Atimis senkte den Blick, denn es gefiel ihm nicht, dass er und auch Laskina in Ethonis Schuld standen. Vermutlich würde er das nicht ausnutzen, immerhin schien er ein guter Mensch zu sein, aber bei den Hohen wusste man nie. 

„Ich bin wohl noch etwas aufgewühlt. Es ist so viel geschehen in den letzten Stunden", versuchte er sein Verhalten zu rechtfertigen und zu seiner Erleichterung nickte Laskina. 

„Ja, du hast recht. Es tut mir leid, dass ich dich wegen so etwas Banalem geweckt habe", gab sie zurück und legte sich wieder ins Bett. Sie streckte die Arme nach ihm aus und ohne zu zögern legte er sich neben sie und zog sie eng an sich. Laskina legte ihren Kopf auf seine Brust und platzierte ihre Hand genau auf seinem Herzen. 

„Was ist nur los in dieser Welt? Wir werden Opfer eines Granatenangriffs, du wirst vergiftet und ein Hoher Mensch rettet uns", seufzte sie und er musste zugeben, dass es mit jeder Sekunde absurder klang. Vor allem der letzte Teil. 

„Wer weiß, vielleicht stehen wir bereits kurz vor dem Umbruch", scherzte er mit gedämpfter Stimme, denn auch wenn es nur Tagträumereien waren, hatten die Elstern ihre Ohren überall. Laskina kicherte. 

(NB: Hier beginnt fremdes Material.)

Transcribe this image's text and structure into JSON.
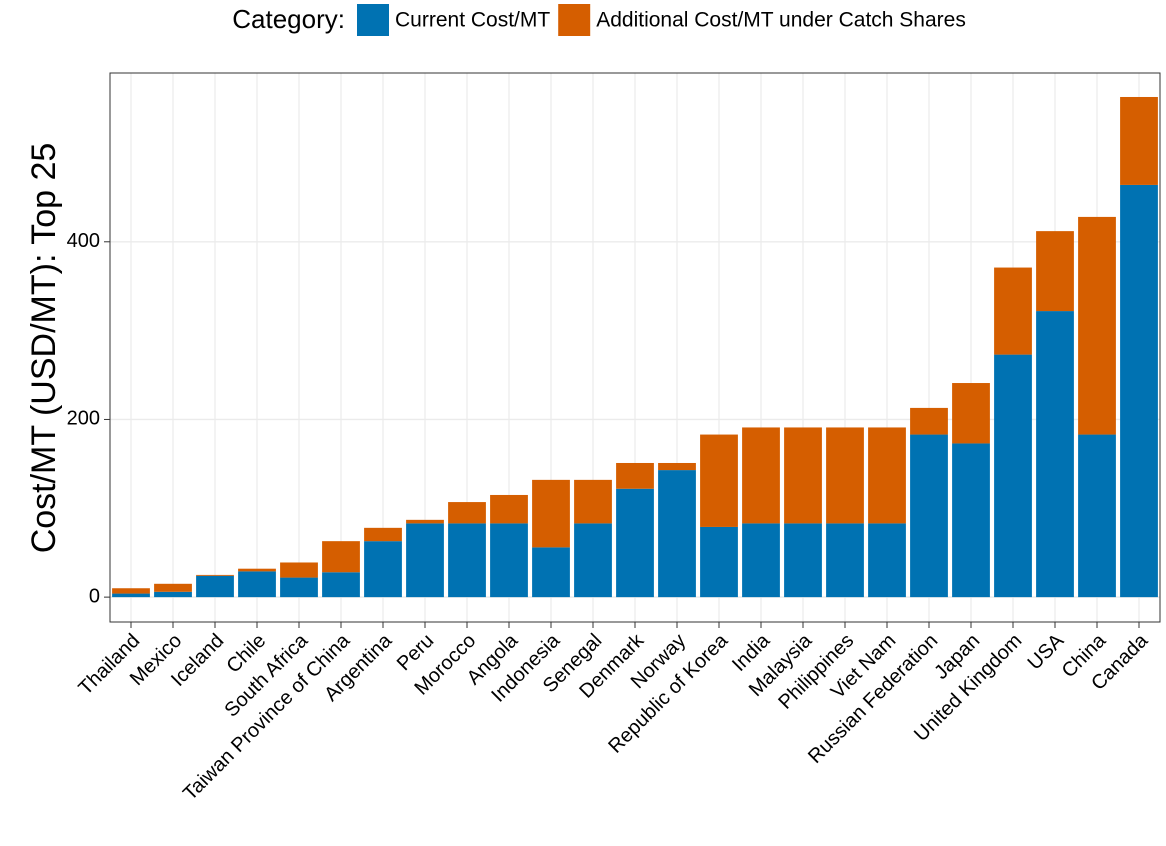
{
  "chart_data": {
    "type": "stacked_bar",
    "y_label": "Cost/MT (USD/MT): Top 25",
    "legend_title": "Category:",
    "legend_position": "top",
    "grid": true,
    "categories": [
      "Thailand",
      "Mexico",
      "Iceland",
      "Chile",
      "South Africa",
      "Taiwan Province of China",
      "Argentina",
      "Peru",
      "Morocco",
      "Angola",
      "Indonesia",
      "Senegal",
      "Denmark",
      "Norway",
      "Republic of Korea",
      "India",
      "Malaysia",
      "Philippines",
      "Viet Nam",
      "Russian Federation",
      "Japan",
      "United Kingdom",
      "USA",
      "China",
      "Canada"
    ],
    "series": [
      {
        "name": "Current Cost/MT",
        "color": "#0072b2",
        "values": [
          4,
          6,
          24,
          29,
          22,
          28,
          63,
          83,
          83,
          83,
          56,
          83,
          122,
          143,
          79,
          83,
          83,
          83,
          83,
          183,
          173,
          273,
          322,
          183,
          464
        ]
      },
      {
        "name": "Additional Cost/MT under Catch Shares",
        "color": "#d55e00",
        "values": [
          6,
          9,
          1,
          3,
          17,
          35,
          15,
          4,
          24,
          32,
          76,
          49,
          29,
          8,
          104,
          108,
          108,
          108,
          108,
          30,
          68,
          98,
          90,
          245,
          99
        ]
      }
    ],
    "ylim": [
      -28,
      590
    ],
    "yticks": [
      0,
      200,
      400
    ]
  }
}
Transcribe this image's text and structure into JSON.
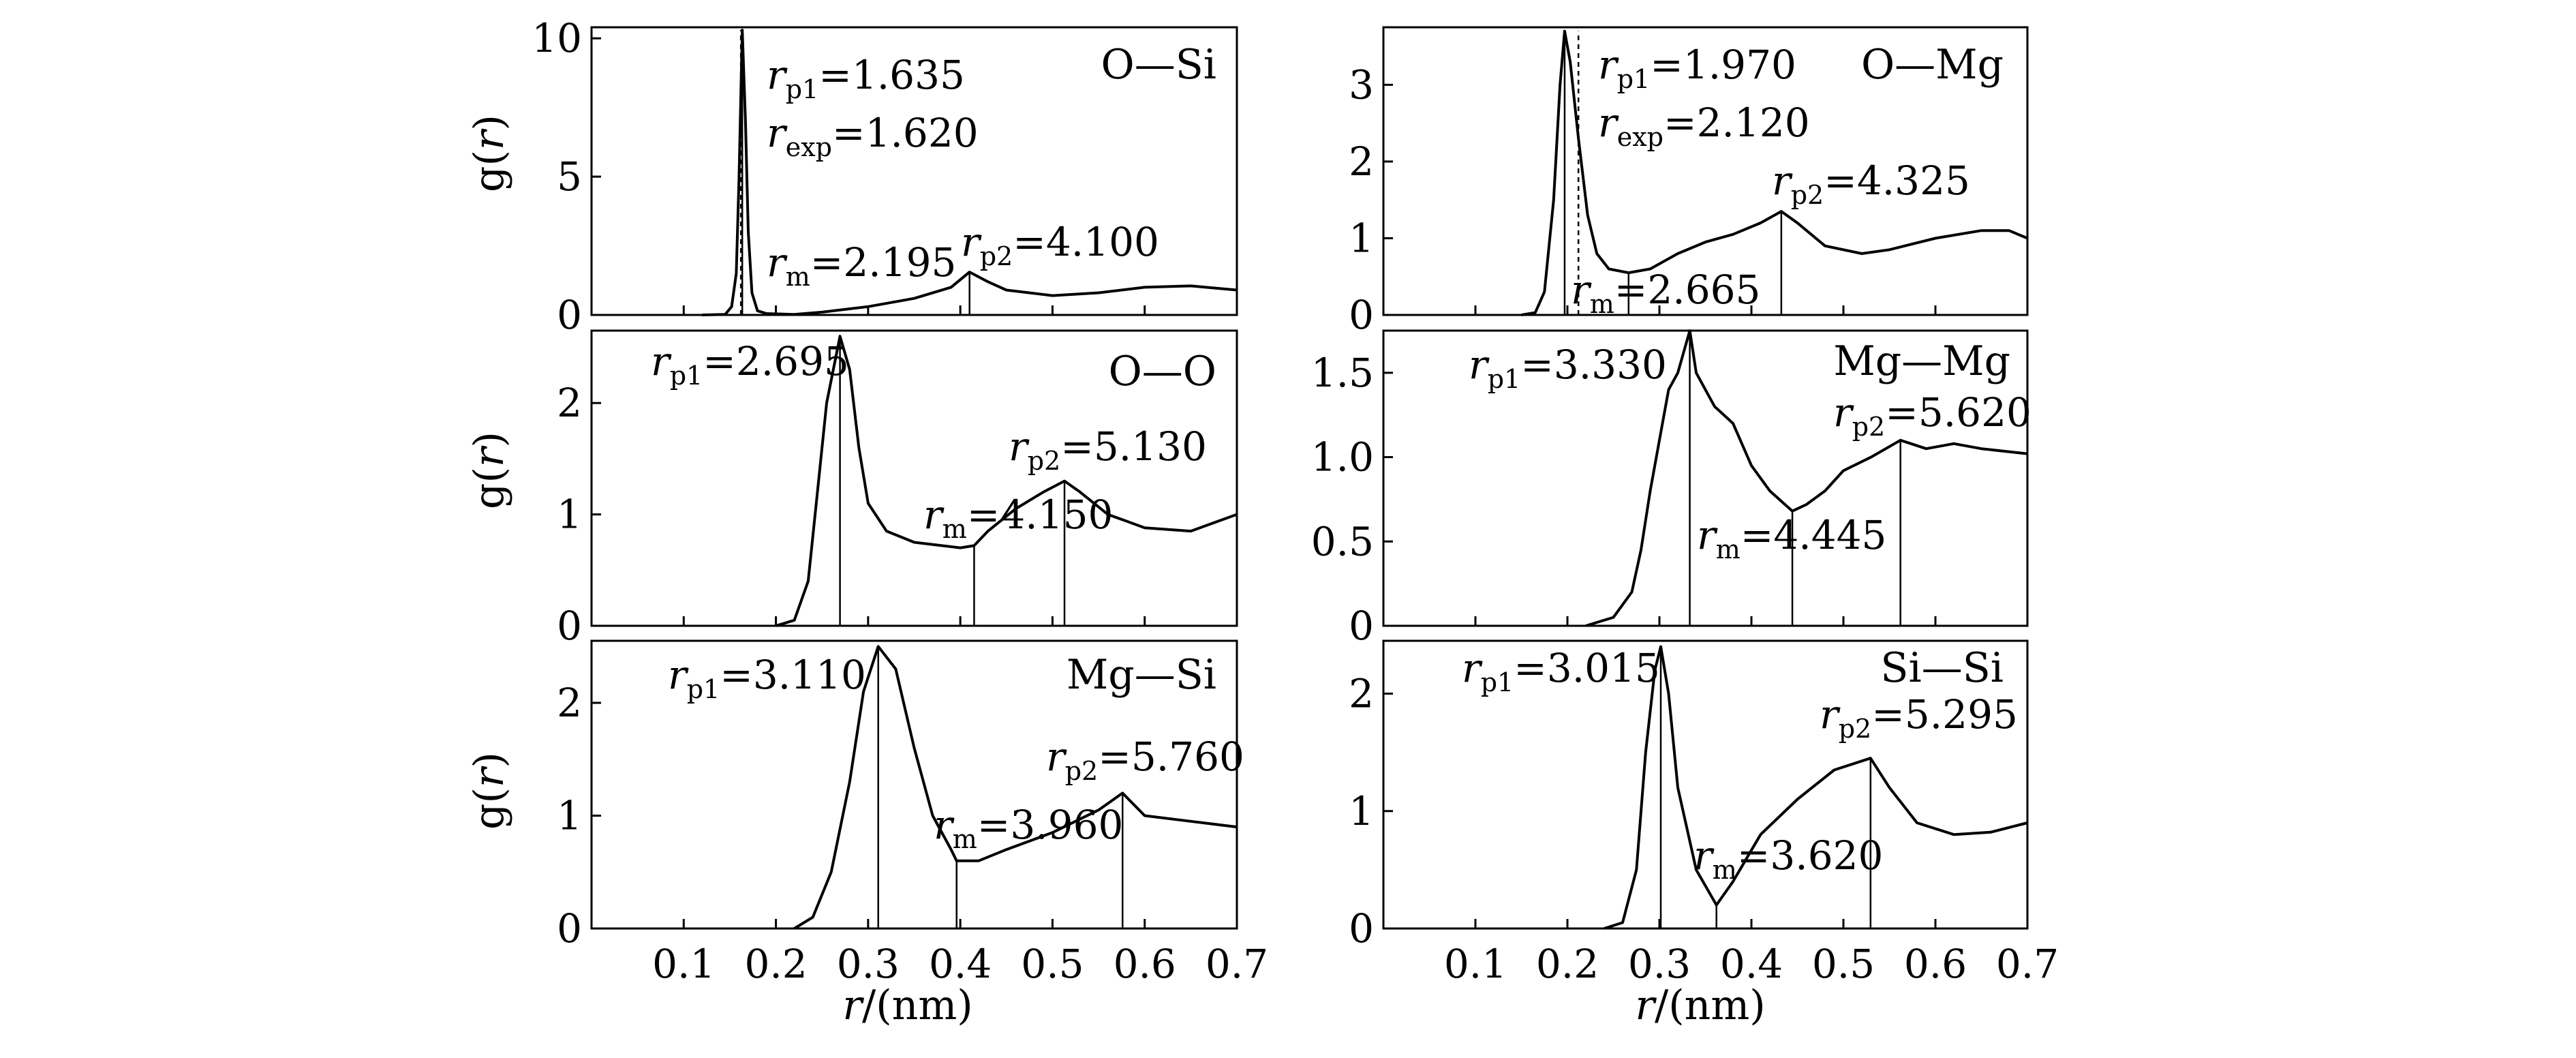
{
  "figure": {
    "x_axis_title_prefix": "r",
    "x_axis_title_suffix": "/(nm)",
    "y_axis_title_g": "g(",
    "y_axis_title_r": "r",
    "y_axis_title_close": ")"
  },
  "chart_data": [
    {
      "type": "line",
      "id": "O-Si",
      "label": "O—Si",
      "xlim": [
        0,
        0.7
      ],
      "ylim": [
        0,
        10.4
      ],
      "xticks": [
        0.1,
        0.2,
        0.3,
        0.4,
        0.5,
        0.6,
        0.7
      ],
      "show_xtick_labels": false,
      "yticks": [
        0,
        5,
        10
      ],
      "ytick_labels": [
        "0",
        "5",
        "10"
      ],
      "curve": [
        [
          0.12,
          0
        ],
        [
          0.145,
          0.02
        ],
        [
          0.152,
          0.3
        ],
        [
          0.157,
          1.5
        ],
        [
          0.16,
          5
        ],
        [
          0.1635,
          10.3
        ],
        [
          0.167,
          7
        ],
        [
          0.17,
          3
        ],
        [
          0.174,
          0.8
        ],
        [
          0.18,
          0.15
        ],
        [
          0.19,
          0.05
        ],
        [
          0.2195,
          0.02
        ],
        [
          0.25,
          0.1
        ],
        [
          0.3,
          0.3
        ],
        [
          0.35,
          0.6
        ],
        [
          0.39,
          1.0
        ],
        [
          0.41,
          1.55
        ],
        [
          0.43,
          1.2
        ],
        [
          0.45,
          0.9
        ],
        [
          0.5,
          0.7
        ],
        [
          0.55,
          0.8
        ],
        [
          0.6,
          1.0
        ],
        [
          0.65,
          1.05
        ],
        [
          0.7,
          0.9
        ]
      ],
      "vlines": [
        {
          "x": 0.1635,
          "y": 10.3,
          "style": "solid"
        },
        {
          "x": 0.162,
          "y": 10.3,
          "style": "dashed"
        },
        {
          "x": 0.41,
          "y": 1.55,
          "style": "solid"
        }
      ],
      "annotations": [
        {
          "main": "r",
          "sub": "p1",
          "value": "=1.635"
        },
        {
          "main": "r",
          "sub": "exp",
          "value": "=1.620"
        },
        {
          "main": "r",
          "sub": "m",
          "value": "=2.195"
        },
        {
          "main": "r",
          "sub": "p2",
          "value": "=4.100"
        }
      ]
    },
    {
      "type": "line",
      "id": "O-Mg",
      "label": "O—Mg",
      "xlim": [
        0,
        0.7
      ],
      "ylim": [
        0,
        3.75
      ],
      "xticks": [
        0.1,
        0.2,
        0.3,
        0.4,
        0.5,
        0.6,
        0.7
      ],
      "show_xtick_labels": false,
      "yticks": [
        0,
        1,
        2,
        3
      ],
      "ytick_labels": [
        "0",
        "1",
        "2",
        "3"
      ],
      "curve": [
        [
          0.15,
          0
        ],
        [
          0.165,
          0.03
        ],
        [
          0.175,
          0.3
        ],
        [
          0.185,
          1.5
        ],
        [
          0.192,
          3.0
        ],
        [
          0.197,
          3.7
        ],
        [
          0.203,
          3.3
        ],
        [
          0.212,
          2.3
        ],
        [
          0.222,
          1.3
        ],
        [
          0.232,
          0.8
        ],
        [
          0.245,
          0.6
        ],
        [
          0.2665,
          0.55
        ],
        [
          0.29,
          0.6
        ],
        [
          0.32,
          0.8
        ],
        [
          0.35,
          0.95
        ],
        [
          0.38,
          1.05
        ],
        [
          0.41,
          1.2
        ],
        [
          0.4325,
          1.35
        ],
        [
          0.45,
          1.2
        ],
        [
          0.48,
          0.9
        ],
        [
          0.52,
          0.8
        ],
        [
          0.55,
          0.85
        ],
        [
          0.6,
          1.0
        ],
        [
          0.65,
          1.1
        ],
        [
          0.68,
          1.1
        ],
        [
          0.7,
          1.0
        ]
      ],
      "vlines": [
        {
          "x": 0.197,
          "y": 3.7,
          "style": "solid"
        },
        {
          "x": 0.212,
          "y": 3.7,
          "style": "dashed"
        },
        {
          "x": 0.2665,
          "y": 0.55,
          "style": "solid"
        },
        {
          "x": 0.4325,
          "y": 1.35,
          "style": "solid"
        }
      ],
      "annotations": [
        {
          "main": "r",
          "sub": "p1",
          "value": "=1.970"
        },
        {
          "main": "r",
          "sub": "exp",
          "value": "=2.120"
        },
        {
          "main": "r",
          "sub": "p2",
          "value": "=4.325"
        },
        {
          "main": "r",
          "sub": "m",
          "value": "=2.665"
        }
      ]
    },
    {
      "type": "line",
      "id": "O-O",
      "label": "O—O",
      "xlim": [
        0,
        0.7
      ],
      "ylim": [
        0,
        2.65
      ],
      "xticks": [
        0.1,
        0.2,
        0.3,
        0.4,
        0.5,
        0.6,
        0.7
      ],
      "show_xtick_labels": false,
      "yticks": [
        0,
        1,
        2
      ],
      "ytick_labels": [
        "0",
        "1",
        "2"
      ],
      "curve": [
        [
          0.2,
          0
        ],
        [
          0.22,
          0.05
        ],
        [
          0.235,
          0.4
        ],
        [
          0.245,
          1.2
        ],
        [
          0.255,
          2.0
        ],
        [
          0.2695,
          2.6
        ],
        [
          0.28,
          2.3
        ],
        [
          0.29,
          1.6
        ],
        [
          0.3,
          1.1
        ],
        [
          0.32,
          0.85
        ],
        [
          0.35,
          0.75
        ],
        [
          0.38,
          0.72
        ],
        [
          0.4,
          0.7
        ],
        [
          0.415,
          0.72
        ],
        [
          0.43,
          0.85
        ],
        [
          0.46,
          1.05
        ],
        [
          0.49,
          1.2
        ],
        [
          0.513,
          1.3
        ],
        [
          0.53,
          1.2
        ],
        [
          0.56,
          1.0
        ],
        [
          0.6,
          0.88
        ],
        [
          0.65,
          0.85
        ],
        [
          0.7,
          1.0
        ]
      ],
      "vlines": [
        {
          "x": 0.2695,
          "y": 2.6,
          "style": "solid"
        },
        {
          "x": 0.415,
          "y": 0.72,
          "style": "solid"
        },
        {
          "x": 0.513,
          "y": 1.3,
          "style": "solid"
        }
      ],
      "annotations": [
        {
          "main": "r",
          "sub": "p1",
          "value": "=2.695"
        },
        {
          "main": "r",
          "sub": "p2",
          "value": "=5.130"
        },
        {
          "main": "r",
          "sub": "m",
          "value": "=4.150"
        }
      ]
    },
    {
      "type": "line",
      "id": "Mg-Mg",
      "label": "Mg—Mg",
      "xlim": [
        0,
        0.7
      ],
      "ylim": [
        0,
        1.75
      ],
      "xticks": [
        0.1,
        0.2,
        0.3,
        0.4,
        0.5,
        0.6,
        0.7
      ],
      "show_xtick_labels": false,
      "yticks": [
        0,
        0.5,
        1.0,
        1.5
      ],
      "ytick_labels": [
        "0",
        "0.5",
        "1.0",
        "1.5"
      ],
      "curve": [
        [
          0.22,
          0
        ],
        [
          0.25,
          0.05
        ],
        [
          0.27,
          0.2
        ],
        [
          0.28,
          0.45
        ],
        [
          0.29,
          0.8
        ],
        [
          0.3,
          1.1
        ],
        [
          0.31,
          1.4
        ],
        [
          0.32,
          1.5
        ],
        [
          0.333,
          1.75
        ],
        [
          0.34,
          1.5
        ],
        [
          0.36,
          1.3
        ],
        [
          0.38,
          1.2
        ],
        [
          0.4,
          0.95
        ],
        [
          0.42,
          0.8
        ],
        [
          0.4445,
          0.68
        ],
        [
          0.46,
          0.72
        ],
        [
          0.48,
          0.8
        ],
        [
          0.5,
          0.92
        ],
        [
          0.53,
          1.0
        ],
        [
          0.562,
          1.1
        ],
        [
          0.59,
          1.05
        ],
        [
          0.62,
          1.08
        ],
        [
          0.65,
          1.05
        ],
        [
          0.7,
          1.02
        ]
      ],
      "vlines": [
        {
          "x": 0.333,
          "y": 1.75,
          "style": "solid"
        },
        {
          "x": 0.4445,
          "y": 0.68,
          "style": "solid"
        },
        {
          "x": 0.562,
          "y": 1.1,
          "style": "solid"
        }
      ],
      "annotations": [
        {
          "main": "r",
          "sub": "p1",
          "value": "=3.330"
        },
        {
          "main": "r",
          "sub": "p2",
          "value": "=5.620"
        },
        {
          "main": "r",
          "sub": "m",
          "value": "=4.445"
        }
      ]
    },
    {
      "type": "line",
      "id": "Mg-Si",
      "label": "Mg—Si",
      "xlim": [
        0,
        0.7
      ],
      "ylim": [
        0,
        2.55
      ],
      "xticks": [
        0.1,
        0.2,
        0.3,
        0.4,
        0.5,
        0.6,
        0.7
      ],
      "show_xtick_labels": true,
      "xtick_labels": [
        "0.1",
        "0.2",
        "0.3",
        "0.4",
        "0.5",
        "0.6",
        "0.7"
      ],
      "yticks": [
        0,
        1,
        2
      ],
      "ytick_labels": [
        "0",
        "1",
        "2"
      ],
      "curve": [
        [
          0.22,
          0
        ],
        [
          0.24,
          0.1
        ],
        [
          0.26,
          0.5
        ],
        [
          0.28,
          1.3
        ],
        [
          0.295,
          2.1
        ],
        [
          0.311,
          2.5
        ],
        [
          0.33,
          2.3
        ],
        [
          0.35,
          1.6
        ],
        [
          0.37,
          1.0
        ],
        [
          0.39,
          0.7
        ],
        [
          0.396,
          0.6
        ],
        [
          0.42,
          0.6
        ],
        [
          0.45,
          0.7
        ],
        [
          0.5,
          0.85
        ],
        [
          0.55,
          1.05
        ],
        [
          0.576,
          1.2
        ],
        [
          0.6,
          1.0
        ],
        [
          0.65,
          0.95
        ],
        [
          0.7,
          0.9
        ]
      ],
      "vlines": [
        {
          "x": 0.311,
          "y": 2.5,
          "style": "solid"
        },
        {
          "x": 0.396,
          "y": 0.6,
          "style": "solid"
        },
        {
          "x": 0.576,
          "y": 1.2,
          "style": "solid"
        }
      ],
      "annotations": [
        {
          "main": "r",
          "sub": "p1",
          "value": "=3.110"
        },
        {
          "main": "r",
          "sub": "p2",
          "value": "=5.760"
        },
        {
          "main": "r",
          "sub": "m",
          "value": "=3.960"
        }
      ]
    },
    {
      "type": "line",
      "id": "Si-Si",
      "label": "Si—Si",
      "xlim": [
        0,
        0.7
      ],
      "ylim": [
        0,
        2.45
      ],
      "xticks": [
        0.1,
        0.2,
        0.3,
        0.4,
        0.5,
        0.6,
        0.7
      ],
      "show_xtick_labels": true,
      "xtick_labels": [
        "0.1",
        "0.2",
        "0.3",
        "0.4",
        "0.5",
        "0.6",
        "0.7"
      ],
      "yticks": [
        0,
        1,
        2
      ],
      "ytick_labels": [
        "0",
        "1",
        "2"
      ],
      "curve": [
        [
          0.24,
          0
        ],
        [
          0.26,
          0.05
        ],
        [
          0.275,
          0.5
        ],
        [
          0.285,
          1.5
        ],
        [
          0.295,
          2.2
        ],
        [
          0.3015,
          2.4
        ],
        [
          0.31,
          2.0
        ],
        [
          0.32,
          1.2
        ],
        [
          0.34,
          0.5
        ],
        [
          0.362,
          0.2
        ],
        [
          0.38,
          0.4
        ],
        [
          0.41,
          0.8
        ],
        [
          0.45,
          1.1
        ],
        [
          0.49,
          1.35
        ],
        [
          0.5295,
          1.45
        ],
        [
          0.55,
          1.2
        ],
        [
          0.58,
          0.9
        ],
        [
          0.62,
          0.8
        ],
        [
          0.66,
          0.82
        ],
        [
          0.7,
          0.9
        ]
      ],
      "vlines": [
        {
          "x": 0.3015,
          "y": 2.4,
          "style": "solid"
        },
        {
          "x": 0.362,
          "y": 0.2,
          "style": "solid"
        },
        {
          "x": 0.5295,
          "y": 1.45,
          "style": "solid"
        }
      ],
      "annotations": [
        {
          "main": "r",
          "sub": "p1",
          "value": "=3.015"
        },
        {
          "main": "r",
          "sub": "p2",
          "value": "=5.295"
        },
        {
          "main": "r",
          "sub": "m",
          "value": "=3.620"
        }
      ]
    }
  ]
}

„Ein Umbruch, bei dem du keine Rolle spielst? Nein, das glaube ich nicht", kommentierte sie, was Atimis verwirrte. 

„Wie meinst du das?", hakte er noch, woraufhin Laskina den Kopf hob und ihn eindringlich ansah. 

„Das weißt du doch. Du wirst irgendwann Kämpfer der Revolution sein. Das spüre ich und ich weiß, dass du es auch spürst", sagte sie vollkommen ernst, doch Atimis lachte. 

„Welche Revolution?", sagte er, doch kaum dass es ausgesprochen war, erinnerte er sich an die Schlange, die er getroffen hatte. Sie hatte auch irgendetwas von dem Untergrund gefaselt und dass Laskina seine Schwachstelle war. 

„Na die, die du anführen wirst", sagte Laskina seufzend, legte ihren Kopf zurück auf seine Brust und gähnte. Atimis schüttelte den Kopf, denn auch wenn er durchaus bereit dafür war, sich für die Rechte der Niederen Menschen, Tiere und Androiden einzusetzen, wusste er, dass er allein nichts bewirken konnte. Dennoch ließ ihn die Vorstellung einer gerechten, friedlichen Welt nicht mehr los. 

Sein Blick wanderte zu Laskina, doch sie hatte bereits wieder die Augen geschlossen und ihr Atem ging ruhig und gleichmäßig. Sie sehnte sich auch nach einem besseren Leben, auch wenn er sich doch eigentlich nicht beschweren konnte. Er hatte eine Arbeit und einen Chef, der ihm hin und wieder eine zusätzliche Goldmünze zusteckte und sie lebten in einem schönen, kleinen Haus. 

Zumindest redete er sich das ein, denn unwillkürlich wanderte sein Finger zu den wulstigen Narben auf seiner Brust und auch die Wunde auf seinem Rücken schien auf einmal merkwürdig zu brennen. 

Nein, er war nicht zufrieden und auch Laskina war es nicht. Jedoch war sie anders als er. Sie würde nicht kämpfen, ihr Leben riskieren und Hohe Menschen töten. Denn das würden sie unweigerlich tun müssen, wenn sie eine Veränderung wollten. 

Atimis spürte, wie er sich anspannte und diese unbändige Wut in sich aufkeimen spürte. Diese Wut, die sich gegen die Hohen Menschen und gegen die Regierung wandte. Auf einmal fiel ihm wieder ein, was die Schlange noch gesagt hatte. Er sollte nach Rilsa suchen, wenn er sich ihnen anschließen wollte. Rilsa. Er hatte keine Ahnung, wer oder was sie war, aber er würde sich diesen Namen besser merken.